LONDON, Jan. 2 (UPI) -- A study involving thousands of British volunteers showed twice as many women as men say they are ashamed about their bodies when it comes to weight.
The poll of 2,200 people taken by British diet company Slimming World provided an insight into female self-esteem, The Sunday Telegraph reported.
The poll required men and women volunteers to look at themselves in the mirror and choose from 12 adjectives describing how they believe they looked. Those taking part were weighed and measured to determine whether they were overweight or of a healthy weight.
Despite being a healthy weight, 17 percent of women described themselves as "fat," and almost as many said they felt "down" when they looked in the mirror, the Telegraph said.
Among those who actually were overweight, twice as many women as men described themselves as feeling "ashamed" about their bodies.

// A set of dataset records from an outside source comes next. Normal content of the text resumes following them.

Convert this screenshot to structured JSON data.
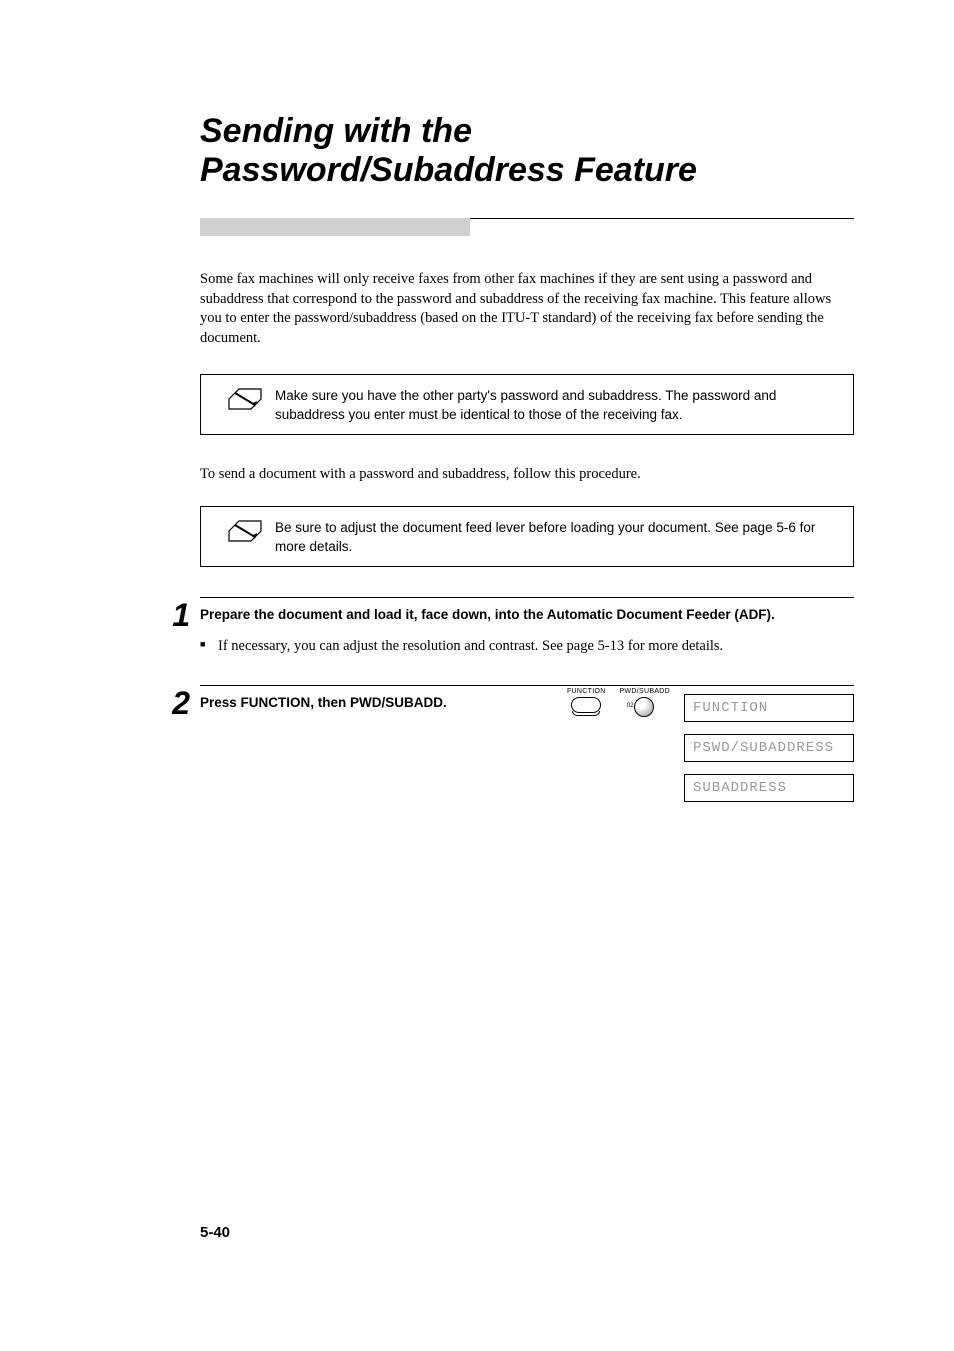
{
  "title_line1": "Sending with the",
  "title_line2": "Password/Subaddress Feature",
  "intro": "Some fax machines will only receive faxes from other fax machines if they are sent using a password and subaddress that correspond to the password and subaddress of the receiving fax machine. This feature allows you to enter the password/subaddress (based on the ITU-T standard) of the receiving fax before sending the document.",
  "note1": "Make sure you have the other party's password and subaddress. The password and subaddress you enter must be identical to those of the receiving fax.",
  "instr": "To send a document with a password and subaddress, follow this procedure.",
  "note2": "Be sure to adjust the document feed lever before loading your document. See page 5-6 for more details.",
  "steps": {
    "1": {
      "num": "1",
      "heading": "Prepare the document and load it, face down, into the Automatic Document Feeder (ADF).",
      "sub": "If necessary, you can adjust the resolution and contrast. See page 5-13 for more details."
    },
    "2": {
      "num": "2",
      "heading": "Press FUNCTION, then PWD/SUBADD.",
      "btn1_label": "FUNCTION",
      "btn2_label": "PWD/SUBADD",
      "btn2_small": "02"
    }
  },
  "lcd": {
    "l1": "FUNCTION",
    "l2": "PSWD/SUBADDRESS",
    "l3": "SUBADDRESS"
  },
  "page_num": "5-40"
}
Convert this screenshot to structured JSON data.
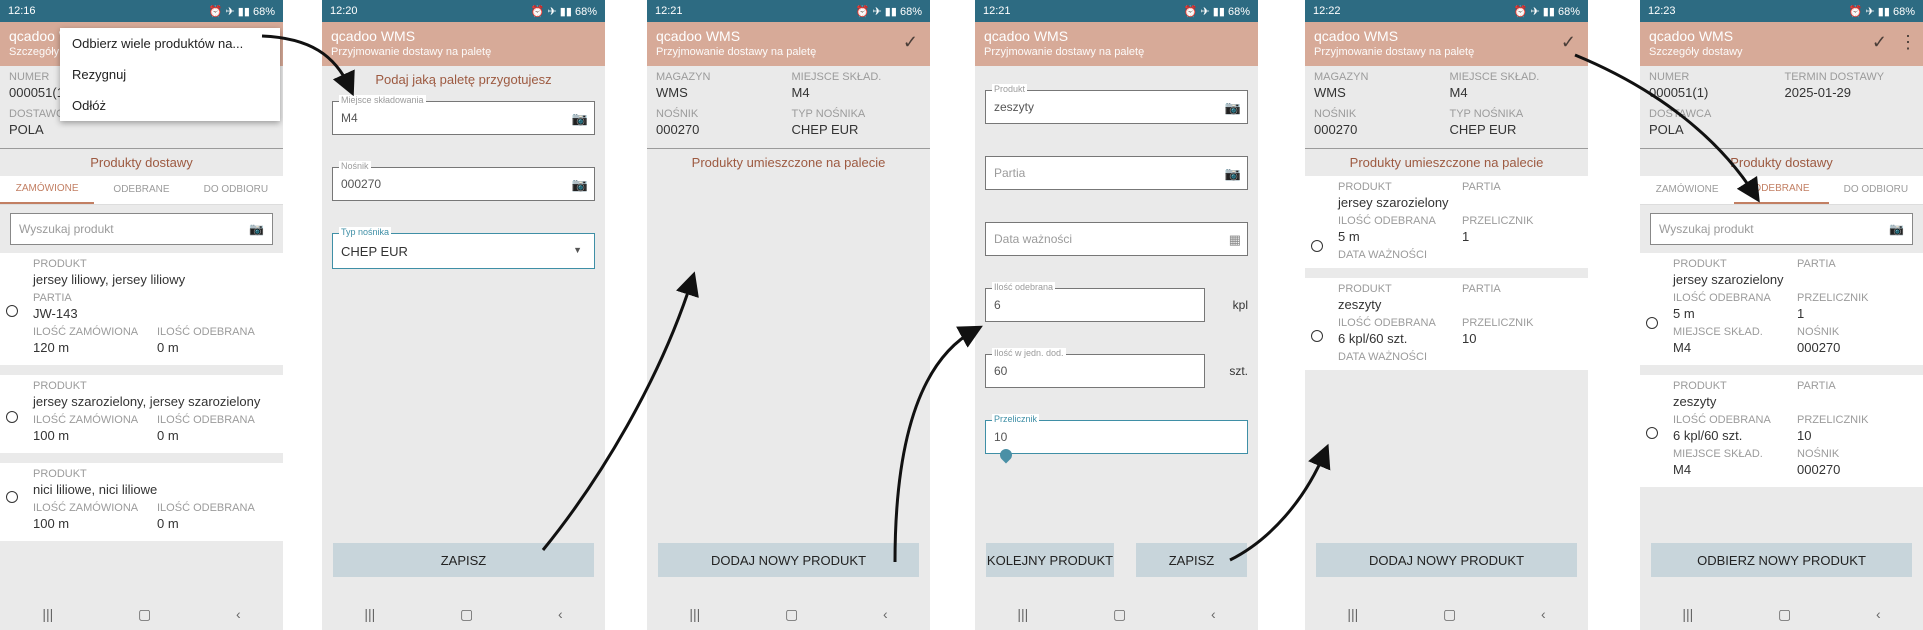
{
  "screens": [
    {
      "time": "12:16",
      "battery": "68%",
      "title": "qcadoo WMS",
      "subtitle": "Szczegóły dostawy",
      "menu": [
        "Odbierz wiele produktów na...",
        "Rezygnuj",
        "Odłóż"
      ],
      "info": {
        "numer_label": "NUMER",
        "numer": "000051(1)",
        "dostawca_label": "DOSTAWCA",
        "dostawca": "POLA"
      },
      "section": "Produkty dostawy",
      "tabs": [
        "ZAMÓWIONE",
        "ODEBRANE",
        "DO ODBIORU"
      ],
      "search_placeholder": "Wyszukaj produkt",
      "cards": [
        {
          "produkt_label": "PRODUKT",
          "produkt": "jersey liliowy, jersey liliowy",
          "partia_label": "PARTIA",
          "partia": "JW-143",
          "zam_label": "ILOŚĆ ZAMÓWIONA",
          "zam": "120 m",
          "odeb_label": "ILOŚĆ ODEBRANA",
          "odeb": "0 m"
        },
        {
          "produkt_label": "PRODUKT",
          "produkt": "jersey szarozielony, jersey szarozielony",
          "zam_label": "ILOŚĆ ZAMÓWIONA",
          "zam": "100 m",
          "odeb_label": "ILOŚĆ ODEBRANA",
          "odeb": "0 m"
        },
        {
          "produkt_label": "PRODUKT",
          "produkt": "nici liliowe, nici liliowe",
          "zam_label": "ILOŚĆ ZAMÓWIONA",
          "zam": "100 m",
          "odeb_label": "ILOŚĆ ODEBRANA",
          "odeb": "0 m"
        }
      ]
    },
    {
      "time": "12:20",
      "battery": "68%",
      "title": "qcadoo WMS",
      "subtitle": "Przyjmowanie dostawy na paletę",
      "heading": "Podaj jaką paletę przygotujesz",
      "fields": [
        {
          "label": "Miejsce składowania",
          "value": "M4"
        },
        {
          "label": "Nośnik",
          "value": "000270"
        },
        {
          "label": "Typ nośnika",
          "value": "CHEP EUR"
        }
      ],
      "button": "ZAPISZ"
    },
    {
      "time": "12:21",
      "battery": "68%",
      "title": "qcadoo WMS",
      "subtitle": "Przyjmowanie dostawy na paletę",
      "info": {
        "magazyn_label": "MAGAZYN",
        "magazyn": "WMS",
        "miejsce_label": "MIEJSCE SKŁAD.",
        "miejsce": "M4",
        "nosnik_label": "NOŚNIK",
        "nosnik": "000270",
        "typ_label": "TYP NOŚNIKA",
        "typ": "CHEP EUR"
      },
      "section": "Produkty umieszczone na palecie",
      "button": "DODAJ NOWY PRODUKT"
    },
    {
      "time": "12:21",
      "battery": "68%",
      "title": "qcadoo WMS",
      "subtitle": "Przyjmowanie dostawy na paletę",
      "fields": [
        {
          "label": "Produkt",
          "value": "zeszyty"
        },
        {
          "label": "",
          "value": "Partia"
        },
        {
          "label": "",
          "value": "Data ważności"
        },
        {
          "label": "Ilość odebrana",
          "value": "6",
          "unit": "kpl"
        },
        {
          "label": "Ilość w jedn. dod.",
          "value": "60",
          "unit": "szt."
        },
        {
          "label": "Przelicznik",
          "value": "10"
        }
      ],
      "button_left": "KOLEJNY PRODUKT",
      "button_right": "ZAPISZ"
    },
    {
      "time": "12:22",
      "battery": "68%",
      "title": "qcadoo WMS",
      "subtitle": "Przyjmowanie dostawy na paletę",
      "info": {
        "magazyn_label": "MAGAZYN",
        "magazyn": "WMS",
        "miejsce_label": "MIEJSCE SKŁAD.",
        "miejsce": "M4",
        "nosnik_label": "NOŚNIK",
        "nosnik": "000270",
        "typ_label": "TYP NOŚNIKA",
        "typ": "CHEP EUR"
      },
      "section": "Produkty umieszczone na palecie",
      "cards": [
        {
          "produkt_label": "PRODUKT",
          "produkt": "jersey szarozielony",
          "partia_label": "PARTIA",
          "odeb_label": "ILOŚĆ ODEBRANA",
          "odeb": "5 m",
          "przel_label": "PRZELICZNIK",
          "przel": "1",
          "data_label": "DATA WAŻNOŚCI"
        },
        {
          "produkt_label": "PRODUKT",
          "produkt": "zeszyty",
          "partia_label": "PARTIA",
          "odeb_label": "ILOŚĆ ODEBRANA",
          "odeb": "6 kpl/60 szt.",
          "przel_label": "PRZELICZNIK",
          "przel": "10",
          "data_label": "DATA WAŻNOŚCI"
        }
      ],
      "button": "DODAJ NOWY PRODUKT"
    },
    {
      "time": "12:23",
      "battery": "68%",
      "title": "qcadoo WMS",
      "subtitle": "Szczegóły dostawy",
      "info": {
        "numer_label": "NUMER",
        "numer": "000051(1)",
        "termin_label": "TERMIN DOSTAWY",
        "termin": "2025-01-29",
        "dostawca_label": "DOSTAWCA",
        "dostawca": "POLA"
      },
      "section": "Produkty dostawy",
      "tabs": [
        "ZAMÓWIONE",
        "ODEBRANE",
        "DO ODBIORU"
      ],
      "search_placeholder": "Wyszukaj produkt",
      "cards": [
        {
          "produkt_label": "PRODUKT",
          "produkt": "jersey szarozielony",
          "partia_label": "PARTIA",
          "odeb_label": "ILOŚĆ ODEBRANA",
          "odeb": "5 m",
          "przel_label": "PRZELICZNIK",
          "przel": "1",
          "miejsce_label": "MIEJSCE SKŁAD.",
          "miejsce": "M4",
          "nosnik_label": "NOŚNIK",
          "nosnik": "000270"
        },
        {
          "produkt_label": "PRODUKT",
          "produkt": "zeszyty",
          "partia_label": "PARTIA",
          "odeb_label": "ILOŚĆ ODEBRANA",
          "odeb": "6 kpl/60 szt.",
          "przel_label": "PRZELICZNIK",
          "przel": "10",
          "miejsce_label": "MIEJSCE SKŁAD.",
          "miejsce": "M4",
          "nosnik_label": "NOŚNIK",
          "nosnik": "000270"
        }
      ],
      "button": "ODBIERZ NOWY PRODUKT"
    }
  ]
}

Men usually blamed alcohol for their heft, while for women, chocolate was seen as the biggest diet downfall, the poll said.
Caryl Richards, Slimming World's managing director, said the statistics showed self-confidence and weight for women were closely connected, while men tended to feel more pragmatic about their bodies, whether or not they were overweight.
"Buying clothes and getting dressed to go out becomes a major anxiety, with the mirror a constant reminder of how unhappy they are with their bodies.
"They'll stay in and decline social events to avoid the issue, they lose self-confidence quickly and their sense of self-worth is seriously affected by how they feel about their weight. It's something that's always on their mind and which affects much of their daily life."